The First Principal of Newnham College

A LITTLE more than a year ago, there passed away in Cambridge, England, in the fullness of an honored age, a woman who, in popular speech, was a leader of a cause, the cause of the higher education of women. There was, however, so complete an absence from her personality of aught that could suggest a departure from the most time-honored type of womanhood that it is only when reviewing and defining her life work that one would think of designating her thus. Then, even, one hesitates to include in the category to which also belong the noisy agitator and aggressive claimant of female rights the dignified and gentle lady who for nearly twenty years presided over Newnham Hall and College. Yet, in any attempt to give a true impression of Miss Clough, it must needs be said in clearest terms that she was above all things a reformer. Her life was passed in an earnest and untiring effort to bring a new order into the intellectual lives of other and younger women. Throughout a long and unbroken series of years her patience and courage in the service of her sex were never known to flag. Like too many of her fellow-workers, she may have brought away some ineradicable scars from the ungracious struggle with hostile conservative forces ; but in her case there were none that could mar the softness and serenity of her presence. She bore about her, indeed, most of the marks and tokens that, to the student of types of character, indicate a conservative temperament. Her movements were slow (too early made more so by feebleness of health) ; her voice was low, though forcible ; her speech deliberate. There was that in the atmosphere she created around her that sufficed to impart homelikeness to the bare and crude college halls, as yet unenriched by associations of a past.

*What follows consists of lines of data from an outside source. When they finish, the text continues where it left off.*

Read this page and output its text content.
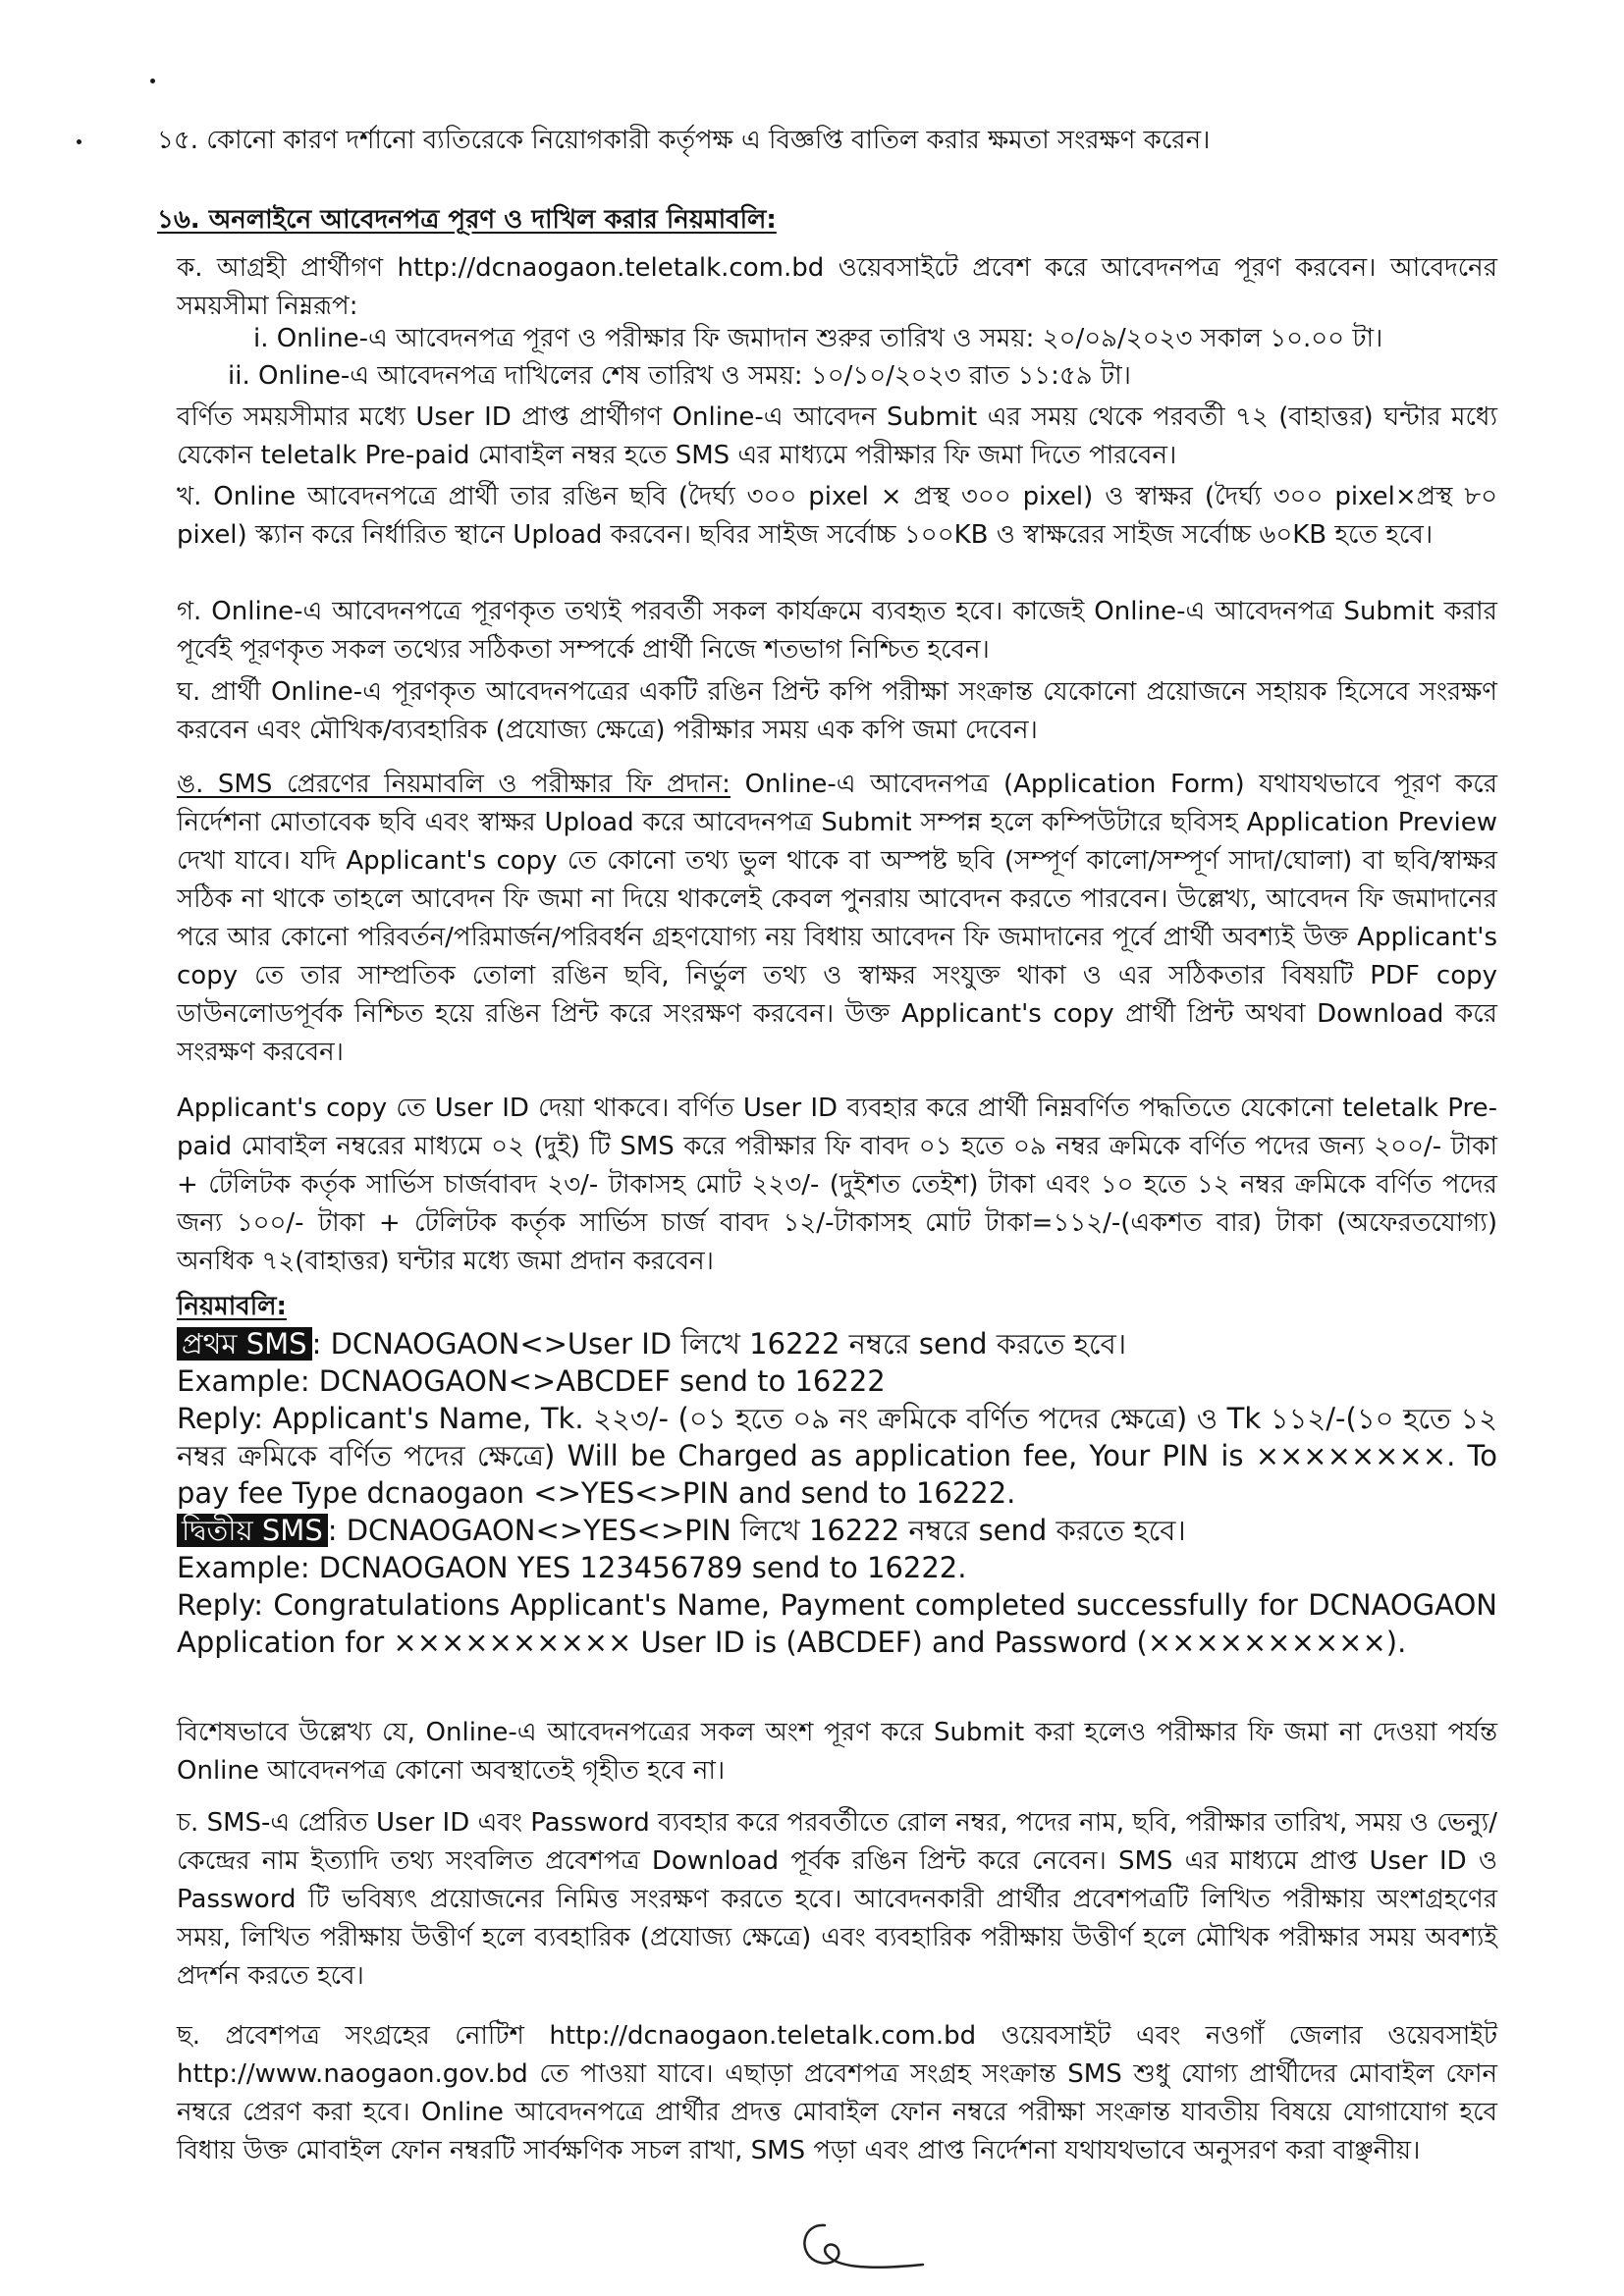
১৫. কোনো কারণ দর্শানো ব্যতিরেকে নিয়োগকারী কর্তৃপক্ষ এ বিজ্ঞপ্তি বাতিল করার ক্ষমতা সংরক্ষণ করেন।

১৬. অনলাইনে আবেদনপত্র পূরণ ও দাখিল করার নিয়মাবলি:

ক. আগ্রহী প্রার্থীগণ http://dcnaogaon.teletalk.com.bd ওয়েবসাইটে প্রবেশ করে আবেদনপত্র পূরণ করবেন। আবেদনের সময়সীমা নিম্নরূপ:

i. Online-এ আবেদনপত্র পূরণ ও পরীক্ষার ফি জমাদান শুরুর তারিখ ও সময়: ২০/০৯/২০২৩ সকাল ১০.০০ টা।

ii. Online-এ আবেদনপত্র দাখিলের শেষ তারিখ ও সময়: ১০/১০/২০২৩ রাত ১১:৫৯ টা।

বর্ণিত সময়সীমার মধ্যে User ID প্রাপ্ত প্রার্থীগণ Online-এ আবেদন Submit এর সময় থেকে পরবর্তী ৭২ (বাহাত্তর) ঘন্টার মধ্যে যেকোন teletalk Pre-paid মোবাইল নম্বর হতে SMS এর মাধ্যমে পরীক্ষার ফি জমা দিতে পারবেন।

খ. Online আবেদনপত্রে প্রার্থী তার রঙিন ছবি (দৈর্ঘ্য ৩০০ pixel × প্রস্থ ৩০০ pixel) ও স্বাক্ষর (দৈর্ঘ্য ৩০০ pixel×প্রস্থ ৮০ pixel) স্ক্যান করে নির্ধারিত স্থানে Upload করবেন। ছবির সাইজ সর্বোচ্চ ১০০KB ও স্বাক্ষরের সাইজ সর্বোচ্চ ৬০KB হতে হবে।

গ. Online-এ আবেদনপত্রে পূরণকৃত তথ্যই পরবর্তী সকল কার্যক্রমে ব্যবহৃত হবে। কাজেই Online-এ আবেদনপত্র Submit করার পূর্বেই পূরণকৃত সকল তথ্যের সঠিকতা সম্পর্কে প্রার্থী নিজে শতভাগ নিশ্চিত হবেন।

ঘ. প্রার্থী Online-এ পূরণকৃত আবেদনপত্রের একটি রঙিন প্রিন্ট কপি পরীক্ষা সংক্রান্ত যেকোনো প্রয়োজনে সহায়ক হিসেবে সংরক্ষণ করবেন এবং মৌখিক/ব্যবহারিক (প্রযোজ্য ক্ষেত্রে) পরীক্ষার সময় এক কপি জমা দেবেন।

ঙ. SMS প্রেরণের নিয়মাবলি ও পরীক্ষার ফি প্রদান: Online-এ আবেদনপত্র (Application Form) যথাযথভাবে পূরণ করে নির্দেশনা মোতাবেক ছবি এবং স্বাক্ষর Upload করে আবেদনপত্র Submit সম্পন্ন হলে কম্পিউটারে ছবিসহ Application Preview দেখা যাবে। যদি Applicant's copy তে কোনো তথ্য ভুল থাকে বা অস্পষ্ট ছবি (সম্পূর্ণ কালো/সম্পূর্ণ সাদা/ঘোলা) বা ছবি/স্বাক্ষর সঠিক না থাকে তাহলে আবেদন ফি জমা না দিয়ে থাকলেই কেবল পুনরায় আবেদন করতে পারবেন। উল্লেখ্য, আবেদন ফি জমাদানের পরে আর কোনো পরিবর্তন/পরিমার্জন/পরিবর্ধন গ্রহণযোগ্য নয় বিধায় আবেদন ফি জমাদানের পূর্বে প্রার্থী অবশ্যই উক্ত Applicant's copy তে তার সাম্প্রতিক তোলা রঙিন ছবি, নির্ভুল তথ্য ও স্বাক্ষর সংযুক্ত থাকা ও এর সঠিকতার বিষয়টি PDF copy ডাউনলোডপূর্বক নিশ্চিত হয়ে রঙিন প্রিন্ট করে সংরক্ষণ করবেন। উক্ত Applicant's copy প্রার্থী প্রিন্ট অথবা Download করে সংরক্ষণ করবেন।

Applicant's copy তে User ID দেয়া থাকবে। বর্ণিত User ID ব্যবহার করে প্রার্থী নিম্নবর্ণিত পদ্ধতিতে যেকোনো teletalk Pre-paid মোবাইল নম্বরের মাধ্যমে ০২ (দুই) টি SMS করে পরীক্ষার ফি বাবদ ০১ হতে ০৯ নম্বর ক্রমিকে বর্ণিত পদের জন্য ২০০/- টাকা + টেলিটক কর্তৃক সার্ভিস চার্জবাবদ ২৩/- টাকাসহ মোট ২২৩/- (দুইশত তেইশ) টাকা এবং ১০ হতে ১২ নম্বর ক্রমিকে বর্ণিত পদের জন্য ১০০/- টাকা + টেলিটক কর্তৃক সার্ভিস চার্জ বাবদ ১২/-টাকাসহ মোট টাকা=১১২/-(একশত বার) টাকা (অফেরতযোগ্য) অনধিক ৭২(বাহাত্তর) ঘন্টার মধ্যে জমা প্রদান করবেন।

নিয়মাবলি:

প্রথম SMS : DCNAOGAON<>User ID লিখে 16222 নম্বরে send করতে হবে।

Example: DCNAOGAON<>ABCDEF send to 16222

Reply: Applicant's Name, Tk. ২২৩/- (০১ হতে ০৯ নং ক্রমিকে বর্ণিত পদের ক্ষেত্রে) ও Tk ১১২/-(১০ হতে ১২ নম্বর ক্রমিকে বর্ণিত পদের ক্ষেত্রে) Will be Charged as application fee, Your PIN is ××××××××. To pay fee Type dcnaogaon <>YES<>PIN and send to 16222.

দ্বিতীয় SMS : DCNAOGAON<>YES<>PIN লিখে 16222 নম্বরে send করতে হবে।

Example: DCNAOGAON YES 123456789 send to 16222.

Reply: Congratulations Applicant's Name, Payment completed successfully for DCNAOGAON Application for ×××××××××× User ID is (ABCDEF) and Password (××××××××××).

বিশেষভাবে উল্লেখ্য যে, Online-এ আবেদনপত্রের সকল অংশ পূরণ করে Submit করা হলেও পরীক্ষার ফি জমা না দেওয়া পর্যন্ত Online আবেদনপত্র কোনো অবস্থাতেই গৃহীত হবে না।

চ. SMS-এ প্রেরিত User ID এবং Password ব্যবহার করে পরবর্তীতে রোল নম্বর, পদের নাম, ছবি, পরীক্ষার তারিখ, সময় ও ভেন্যু/কেন্দ্রের নাম ইত্যাদি তথ্য সংবলিত প্রবেশপত্র Download পূর্বক রঙিন প্রিন্ট করে নেবেন। SMS এর মাধ্যমে প্রাপ্ত User ID ও Password টি ভবিষ্যৎ প্রয়োজনের নিমিত্ত সংরক্ষণ করতে হবে। আবেদনকারী প্রার্থীর প্রবেশপত্রটি লিখিত পরীক্ষায় অংশগ্রহণের সময়, লিখিত পরীক্ষায় উত্তীর্ণ হলে ব্যবহারিক (প্রযোজ্য ক্ষেত্রে) এবং ব্যবহারিক পরীক্ষায় উত্তীর্ণ হলে মৌখিক পরীক্ষার সময় অবশ্যই প্রদর্শন করতে হবে।

ছ. প্রবেশপত্র সংগ্রহের নোটিশ http://dcnaogaon.teletalk.com.bd ওয়েবসাইট এবং নওগাঁ জেলার ওয়েবসাইট http://www.naogaon.gov.bd তে পাওয়া যাবে। এছাড়া প্রবেশপত্র সংগ্রহ সংক্রান্ত SMS শুধু যোগ্য প্রার্থীদের মোবাইল ফোন নম্বরে প্রেরণ করা হবে। Online আবেদনপত্রে প্রার্থীর প্রদত্ত মোবাইল ফোন নম্বরে পরীক্ষা সংক্রান্ত যাবতীয় বিষয়ে যোগাযোগ হবে বিধায় উক্ত মোবাইল ফোন নম্বরটি সার্বক্ষণিক সচল রাখা, SMS পড়া এবং প্রাপ্ত নির্দেশনা যথাযথভাবে অনুসরণ করা বাঞ্ছনীয়।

The college owns two portraits of her: one hangs over the “ high ” table in Clough Hall; the other, by Richmond, is in Old Hall. The latter is the earlier taken, and the least characteristic ; yet the artist has presented vividly what must have first impressed those who met her, — the fire and glow of her large dark eyes. There are eyes, met with perhaps half a dozen times in a lifetime, that, once seen, are never forgotten. Miss Clough’s were of this kind. Their unusual size and darkness were made still more marked by the silvery whiteness of the hair above. This soft, lovely hair was parted in bands over the forehead and folded away beneath a lace cap. It is not too fanciful to say that the contrast between the keenness of the dusky eyes and the softness of the white hair typified outwardly the contrasts to be found in Miss Clough’s character and traits. Although she stood before the world at large as the representative of a newly recognized principle, it is more than doubtful if she could at any time have succeeded in holding the attention of an audience, or even so much as in making her voice heard from a public platform. The head of one of the two most important organized bodies of women in the kingdom, it would have been impossible to picture her as presiding actively over any numerous organized assembly; one no more formidable, even, than the Debating Society or House of Commons of her own college students. With those valiant and admirable women whose vocation it is to disseminate doctrine in conferences and councils, and to spread the catchwords of a new movement, she seemed, indeed, to have nothing in common ; yet of the number of persons of all sorts and conditions who were brought into personal contact with her, none, it is safe to say, were ever misled into doubting her single-minded devotion to an impersonal cause,—a devotion carried, as her friends knew, to the length of refusing to appropriate to individual use as much of the limited space of the college as they deemed her health required.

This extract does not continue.